— Но коли по доброй воле откажешься от него, под венец пойдёшь, то будет всем лучше. И твоего в покое оставят. Только решай быстро!

— А Богдан? Могу с ним повидаться напоследок?

— Сказано, не дури! — баба Хрися тяжело поднялась на ноги и переваливающейся походкой направилась к двери. — Через час за ответом приду!

2. Глава вторая. Выбор

1

Поначалу Лада даже не думала отказываться от жениха, кого выбрало сердце. Раз бабу Хрисю прислали увещевать непокорную, значит, зачем-то понадобилось её согласие, стало быть, отец Дионисий с Богданкой уже добрались до барина и попросили о милости. Барин, Мирон Велимирович, перед которым трепетала вся округа, был крут в гневе, но Бога боялся. Пожертвовал на местный храм за все года столько же, сколько стоила вся деревня Красные Ветрила.

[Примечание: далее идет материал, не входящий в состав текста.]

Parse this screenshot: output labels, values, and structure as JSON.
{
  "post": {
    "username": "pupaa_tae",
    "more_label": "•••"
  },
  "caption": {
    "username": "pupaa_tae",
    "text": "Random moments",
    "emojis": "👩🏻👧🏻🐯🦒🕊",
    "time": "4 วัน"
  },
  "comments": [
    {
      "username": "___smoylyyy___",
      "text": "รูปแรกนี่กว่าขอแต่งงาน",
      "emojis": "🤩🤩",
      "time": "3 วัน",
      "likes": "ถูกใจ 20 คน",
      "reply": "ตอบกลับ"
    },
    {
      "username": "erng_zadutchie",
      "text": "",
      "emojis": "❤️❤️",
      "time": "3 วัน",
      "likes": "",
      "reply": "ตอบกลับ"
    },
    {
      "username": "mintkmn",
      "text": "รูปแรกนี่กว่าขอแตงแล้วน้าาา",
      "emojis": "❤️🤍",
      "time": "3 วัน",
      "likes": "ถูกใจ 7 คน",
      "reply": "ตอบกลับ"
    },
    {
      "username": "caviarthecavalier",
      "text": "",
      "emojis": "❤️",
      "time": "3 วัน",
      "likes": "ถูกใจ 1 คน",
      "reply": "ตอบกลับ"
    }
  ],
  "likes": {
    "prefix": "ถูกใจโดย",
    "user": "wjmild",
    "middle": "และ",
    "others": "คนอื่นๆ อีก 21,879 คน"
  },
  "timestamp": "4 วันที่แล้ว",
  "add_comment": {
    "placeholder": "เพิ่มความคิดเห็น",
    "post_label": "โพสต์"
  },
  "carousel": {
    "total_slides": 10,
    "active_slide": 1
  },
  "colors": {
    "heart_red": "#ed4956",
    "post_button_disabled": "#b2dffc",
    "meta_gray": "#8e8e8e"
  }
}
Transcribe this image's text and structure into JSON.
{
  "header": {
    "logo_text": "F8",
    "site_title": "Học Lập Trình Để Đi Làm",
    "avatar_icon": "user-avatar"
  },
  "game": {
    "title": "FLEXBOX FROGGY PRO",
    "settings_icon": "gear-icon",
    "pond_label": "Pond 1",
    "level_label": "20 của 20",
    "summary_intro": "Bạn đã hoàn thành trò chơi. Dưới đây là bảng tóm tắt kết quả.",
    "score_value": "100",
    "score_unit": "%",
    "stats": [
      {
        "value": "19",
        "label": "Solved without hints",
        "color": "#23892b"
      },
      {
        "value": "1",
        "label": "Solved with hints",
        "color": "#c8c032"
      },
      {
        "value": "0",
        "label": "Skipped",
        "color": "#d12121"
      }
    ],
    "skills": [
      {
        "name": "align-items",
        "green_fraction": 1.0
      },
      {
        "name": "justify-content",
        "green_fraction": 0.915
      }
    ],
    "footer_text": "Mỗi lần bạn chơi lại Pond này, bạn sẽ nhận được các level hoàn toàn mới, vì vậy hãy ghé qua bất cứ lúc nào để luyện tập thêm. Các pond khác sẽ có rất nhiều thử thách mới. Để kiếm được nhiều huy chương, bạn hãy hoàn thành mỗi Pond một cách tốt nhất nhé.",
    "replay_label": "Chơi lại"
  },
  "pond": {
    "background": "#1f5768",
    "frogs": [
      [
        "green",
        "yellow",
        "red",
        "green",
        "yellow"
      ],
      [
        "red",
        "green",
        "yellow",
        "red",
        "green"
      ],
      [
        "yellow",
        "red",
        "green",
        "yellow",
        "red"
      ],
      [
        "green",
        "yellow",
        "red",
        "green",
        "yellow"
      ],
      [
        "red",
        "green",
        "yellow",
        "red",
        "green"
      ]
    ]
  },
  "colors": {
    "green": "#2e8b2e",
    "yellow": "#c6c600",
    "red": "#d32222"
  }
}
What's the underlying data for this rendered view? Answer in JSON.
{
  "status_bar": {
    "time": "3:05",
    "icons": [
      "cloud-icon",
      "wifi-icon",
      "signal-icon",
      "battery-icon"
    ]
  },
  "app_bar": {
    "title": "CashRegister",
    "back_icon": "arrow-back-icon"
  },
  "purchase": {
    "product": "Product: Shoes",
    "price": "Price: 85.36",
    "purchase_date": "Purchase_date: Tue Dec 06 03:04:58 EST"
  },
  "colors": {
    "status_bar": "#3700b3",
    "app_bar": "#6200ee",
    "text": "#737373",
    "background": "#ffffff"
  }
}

Священнику богобоязненный перечить не посмеет, отец Дионисий почитался местными чуть ли не святым, если бы не грозил за то грехом лицемерия и карами небесными на головы тех, кто не понимает закон Божий не из заблуждения, а по льстивой надобности. Суровый был отец Дионисий, хотя скоро, он сам так говорил, призовёт его Отец Небесный.

И всё же пока не призвал Ладе и Богдану на радость. Его покойная супружница не зря матери Лады пообещала, что обвенчают дочь в свой час в той самой церкви, где и крестили. Лада почему-то не любила бывать в храме, неуютно ей там становилось, зябко, образы со стен смотрят осуждающе, вот того и гляди пальчиками погрозят, так в детстве казалось. А после в девичью пору стало мерещиться, что святые и даже Богородица смотрят на неё печально, будто нет спасения заблудшей душе.

Лада пробовала молиться, желая доверить решение своего вопроса высшим силам, но сама чувствовала: за словами — пустота. Когда прошло достаточно времени, чтобы баба Хрися вернулась, в замке повернулся ключ. Лада встала на ноги, чтобы гордо отвергнуть все сделки с совестью и с сердцем, но в чулан пришла не нянюшка хозяйки, а Глафа.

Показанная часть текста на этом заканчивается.